Document WO 2013/178915 describes crossing processes for yeast strains that allow the production of yeasts that can metabolize glucose and are acetic-acid resistant. This method consists in crossing the yeast strain filed at the CNCM under the number I-4538 with the yeast strain filed at the CNCM under the number I-4627, then in selecting a hybrid that can metabolize xylose and, independently, resist acetic acid during the fermentation of glucose.
This hybridization method relies on the capacity of yeasts to reproduce either asexually, or sexually, according to the culture conditions in particular.
Yeast S. cerevisiae is an organism with a haplodiplontic reproductive cycle, i.e. an organism capable of actively multiplying both in the haploid and the polyploid, for example diploid, state.
As long as the medium is favorable, polyploid yeasts are capable of vegetative multiplication by sprouting giving rise to polyploid yeasts. In the case of a medium poor in nitrogen-containing nutrients and containing only a non-fermentable carbon source (for example glycerol, acetate, etc.), the heterozygote cells for the Mat locus enter into meosis and form yeasts having lower ploidy (spores or segregants) by a mechanism called sporulation.
Segregants can multiply by sprouting, giving yeasts having the same genome. Among haploid yeasts two opposing sexual signs are distinguished, called MATa and MATα. Two haploid spores with opposite sexual type can fertilize to yield a diploid yeast.

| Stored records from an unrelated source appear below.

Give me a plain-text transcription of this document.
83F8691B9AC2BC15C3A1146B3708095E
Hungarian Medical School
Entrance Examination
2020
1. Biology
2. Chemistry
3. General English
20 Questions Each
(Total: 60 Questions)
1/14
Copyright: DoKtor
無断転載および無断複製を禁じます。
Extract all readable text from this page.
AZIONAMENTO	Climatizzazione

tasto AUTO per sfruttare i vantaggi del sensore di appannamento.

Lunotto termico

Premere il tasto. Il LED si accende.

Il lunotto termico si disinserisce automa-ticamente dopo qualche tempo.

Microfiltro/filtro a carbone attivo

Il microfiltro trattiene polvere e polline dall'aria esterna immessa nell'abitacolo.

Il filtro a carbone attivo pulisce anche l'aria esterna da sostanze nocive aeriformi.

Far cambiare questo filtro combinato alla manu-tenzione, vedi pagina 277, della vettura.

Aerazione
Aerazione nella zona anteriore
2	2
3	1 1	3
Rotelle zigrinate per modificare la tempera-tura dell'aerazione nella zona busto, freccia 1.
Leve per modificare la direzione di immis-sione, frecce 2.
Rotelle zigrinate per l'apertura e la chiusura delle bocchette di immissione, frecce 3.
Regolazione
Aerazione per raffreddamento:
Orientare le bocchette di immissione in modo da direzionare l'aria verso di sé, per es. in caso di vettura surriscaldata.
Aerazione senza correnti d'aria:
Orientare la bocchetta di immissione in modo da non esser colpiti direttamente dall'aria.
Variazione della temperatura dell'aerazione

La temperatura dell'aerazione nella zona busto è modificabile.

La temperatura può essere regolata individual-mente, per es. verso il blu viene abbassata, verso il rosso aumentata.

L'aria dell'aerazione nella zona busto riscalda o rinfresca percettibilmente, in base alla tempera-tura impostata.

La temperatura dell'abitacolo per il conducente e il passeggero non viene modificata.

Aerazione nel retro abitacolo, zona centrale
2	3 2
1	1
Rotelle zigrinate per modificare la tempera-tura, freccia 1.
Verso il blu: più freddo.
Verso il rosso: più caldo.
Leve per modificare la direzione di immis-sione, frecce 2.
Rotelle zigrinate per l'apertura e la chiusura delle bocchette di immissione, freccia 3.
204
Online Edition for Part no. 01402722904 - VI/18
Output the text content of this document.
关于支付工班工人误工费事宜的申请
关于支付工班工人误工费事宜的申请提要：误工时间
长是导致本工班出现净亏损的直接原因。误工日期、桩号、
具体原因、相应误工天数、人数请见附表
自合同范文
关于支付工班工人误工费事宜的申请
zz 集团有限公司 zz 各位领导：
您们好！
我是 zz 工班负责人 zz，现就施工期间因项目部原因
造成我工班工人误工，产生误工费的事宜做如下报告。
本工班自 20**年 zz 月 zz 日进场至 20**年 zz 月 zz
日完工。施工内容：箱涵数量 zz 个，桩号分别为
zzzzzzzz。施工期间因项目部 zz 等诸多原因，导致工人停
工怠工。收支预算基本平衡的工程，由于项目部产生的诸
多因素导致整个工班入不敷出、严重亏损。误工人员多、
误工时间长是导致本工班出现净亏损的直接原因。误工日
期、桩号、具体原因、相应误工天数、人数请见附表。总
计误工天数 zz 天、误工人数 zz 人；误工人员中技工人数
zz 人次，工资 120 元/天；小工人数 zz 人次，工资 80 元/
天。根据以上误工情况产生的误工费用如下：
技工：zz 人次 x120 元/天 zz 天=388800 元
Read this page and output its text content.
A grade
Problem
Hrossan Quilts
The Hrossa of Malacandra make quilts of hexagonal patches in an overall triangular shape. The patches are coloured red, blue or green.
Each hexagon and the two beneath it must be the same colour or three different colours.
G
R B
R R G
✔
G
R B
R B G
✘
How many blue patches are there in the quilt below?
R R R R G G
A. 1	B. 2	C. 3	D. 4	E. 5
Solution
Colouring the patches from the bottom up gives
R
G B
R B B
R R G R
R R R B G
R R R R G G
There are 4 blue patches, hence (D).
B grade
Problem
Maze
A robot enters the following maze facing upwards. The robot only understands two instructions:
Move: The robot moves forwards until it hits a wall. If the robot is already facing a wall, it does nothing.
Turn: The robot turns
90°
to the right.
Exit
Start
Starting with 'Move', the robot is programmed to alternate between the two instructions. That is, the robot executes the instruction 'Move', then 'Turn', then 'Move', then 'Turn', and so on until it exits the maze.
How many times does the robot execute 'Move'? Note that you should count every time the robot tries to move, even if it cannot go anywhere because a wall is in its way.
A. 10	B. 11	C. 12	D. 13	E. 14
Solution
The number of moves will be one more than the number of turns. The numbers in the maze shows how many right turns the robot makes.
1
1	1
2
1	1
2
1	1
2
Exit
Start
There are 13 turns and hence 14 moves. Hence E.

The haplodiplontic cycle for S. cerevisiae has been widely used to cross sexually compatible segregants (MATa and MATα), particularly in the method called random recombination from mass sporulation and hybridization. In a classic manner, two parental diploid strains (different from the genomic point of view) are used. The sporulation of parental diploid strains is typically induced by cultivating them in conditions where the nitrogen supply is limited and only in the presence of a non-fermentable carbon source. The meiosis operating during this step leads to a genetic cross-fertilization, creating spores with varied genotype. The spores (haploid) obtained for each of the parental strains are then put in contact, to produce diploid (hybrid) strains by fusion. This last step is called the hybridization step.
This method is interesting in that it allows the creation of genetic cross-fertilization from which interesting phenotype traits can emerge. It does however require a step of selecting hybrids on the basis of desired phenotype traits. As an example, in the case of strictly diploid parental strains each presenting a phenotype trait borne by 10 genes, the probability of obtaining the hybrid of interest is estimated at 1/2.097.106. The final selection step is tedious, long and expensive, especially.
Therefore an obvious need exists for improved production methods for acetic-acid resistant yeast strains.